Crossing the Alps by Train
Zurich to Milan by daylight train — six hours of mountains, lakes, and tunnels that turn ordinary scenery into something else.

There is a kind of European train journey that, depending on your generation, you either grew up taking or grew up reading about: the train that goes through the Alps. It does not go through them quickly. It does not pretend that the mountains are an obstacle to be overcome. It treats them as the point of the journey, climbing and descending, taking the long way around lake shores, threading slowly through villages whose names you've never heard.
The route from Zürich to Milan via Lucerne and the Gotthard is one of the great daylight train journeys still operating in 2026. It takes about four and a half hours — six if you take the slow scenic version through Andermatt. It is busy with locals, comfortable, expensive in absolute terms, and worth the cost in a way that few things you pay for are.
The route
Zürich's main station is its own argument for European rail travel. Twenty-six platforms, a 1871 frescoed ceiling, and trains leaving every few minutes for places you've considered going to. You buy your ticket, you find platform seventeen, you board with twenty minutes to spare.
The first hour takes you south past Zug, Lucerne, and the western shore of Lake Lucerne. The train hugs the water. You see the lake from the same angle the lake has been seen for three centuries — from windows of train carriages, of stagecoaches before that, of villas that have always been on the shore.
Then comes Andermatt, and the climb. The line was built between 1872 and 1882 and it remains an engineering proposition the rest of Europe never quite matched. You spend an hour in spiraling tunnels and over high viaducts. You enter the Gotthard tunnel itself — 15 kilometres of dark — and exit into another country, climatically: the Italian-speaking south, palm trees, ochre stucco, café terraces that have always known they were beautiful.
By the time the train reaches Bellinzona, you are on a different planet. By Lugano, you are in conversation with Italy. By Milan Centrale, you have arrived without having really left.
The discipline of the daylight train
What makes this journey work is the slowness. The Gotthard Base Tunnel, opened in 2016, takes high-speed trains through the same mountain range in 17 minutes. It is a marvel of engineering and a near-perfect example of what is lost when efficiency replaces experience. The fast train through the base tunnel turns the Alps into a notification. You go in, you come out, you arrive faster. You also have not been anywhere.
The old Gotthard line, the slow one over the mountain, is what we used to call travel. It is now a niche product, kept alive because tourists pay for it and because Switzerland is a country that decided, against all economic logic, to maintain things that work. Some Sundays only see two or three full traverses. Other days it's busier. Either way it persists.
Practical notes
Tickets. Direct trains run roughly hourly. The scenic Gotthard Panorama Express runs seasonally (April–October) and requires reservation. Standard ICN and Eurocity trains take the modern route via the base tunnel — fast but visually unremarkable. For the slow scenic experience, look specifically for trains routed via "Göschenen" rather than "Bahn 2000".

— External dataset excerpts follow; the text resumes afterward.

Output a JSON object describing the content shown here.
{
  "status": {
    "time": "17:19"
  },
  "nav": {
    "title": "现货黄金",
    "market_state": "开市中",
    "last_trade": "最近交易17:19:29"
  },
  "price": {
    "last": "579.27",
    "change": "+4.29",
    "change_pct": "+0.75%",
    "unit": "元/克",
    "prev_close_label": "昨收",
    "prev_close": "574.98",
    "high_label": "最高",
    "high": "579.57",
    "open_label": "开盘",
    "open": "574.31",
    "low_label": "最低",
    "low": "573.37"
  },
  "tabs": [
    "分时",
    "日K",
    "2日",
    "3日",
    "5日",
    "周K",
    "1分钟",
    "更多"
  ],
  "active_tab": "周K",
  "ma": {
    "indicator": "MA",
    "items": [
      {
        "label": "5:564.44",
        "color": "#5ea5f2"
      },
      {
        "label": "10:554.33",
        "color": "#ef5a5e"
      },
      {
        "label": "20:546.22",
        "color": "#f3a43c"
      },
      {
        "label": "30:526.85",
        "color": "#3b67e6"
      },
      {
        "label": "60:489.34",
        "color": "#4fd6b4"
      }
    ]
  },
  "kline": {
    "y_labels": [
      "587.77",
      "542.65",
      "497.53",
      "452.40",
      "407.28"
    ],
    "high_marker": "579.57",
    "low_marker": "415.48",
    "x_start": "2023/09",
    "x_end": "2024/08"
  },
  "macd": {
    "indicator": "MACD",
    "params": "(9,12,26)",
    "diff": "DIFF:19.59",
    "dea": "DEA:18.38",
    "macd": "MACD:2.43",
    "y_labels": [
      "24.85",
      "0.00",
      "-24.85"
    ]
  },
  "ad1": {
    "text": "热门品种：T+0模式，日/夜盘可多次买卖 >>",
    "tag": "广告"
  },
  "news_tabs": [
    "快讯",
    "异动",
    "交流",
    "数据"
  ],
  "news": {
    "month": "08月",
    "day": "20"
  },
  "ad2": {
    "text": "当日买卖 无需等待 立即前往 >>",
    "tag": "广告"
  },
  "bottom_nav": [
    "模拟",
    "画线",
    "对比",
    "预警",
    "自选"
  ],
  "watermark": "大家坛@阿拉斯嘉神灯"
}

Class. First class is worth it on this line. The carriages are quieter, the windows larger, the seats angled for the view. Second is fine; first is the kind of small luxury that defines a trip.
Food. Bring a sandwich from the Zurich station Migros. The dining car exists but is variable. Avoid the expensive trolley snacks.
Stopovers. Lugano is a beautiful 24-hour break. Bellinzona has three UNESCO castles within a 20-minute walk of the station. If you have an extra day, get off in Lucerne and rejoin the next day's train.
The case for not flying
Zürich to Milan is 287 km as the crow flies. The flight takes 50 minutes. The train takes four and a half hours. By every conventional measure — time, money, carbon — the train loses, except the last.
But the conventional measures only count if your purpose is arrival. If your purpose is travel — moving deliberately through a landscape, watching cities and lakes and mountains pass at human speed — the train wins every time. You arrive in Milan tired in a good way, having spent a morning on something. You have written postcards. You have read fifty pages. You have looked, for hours, at things worth looking at.
The fast train is for commuting. The slow train is for traveling. Europe still has both. Use them differently.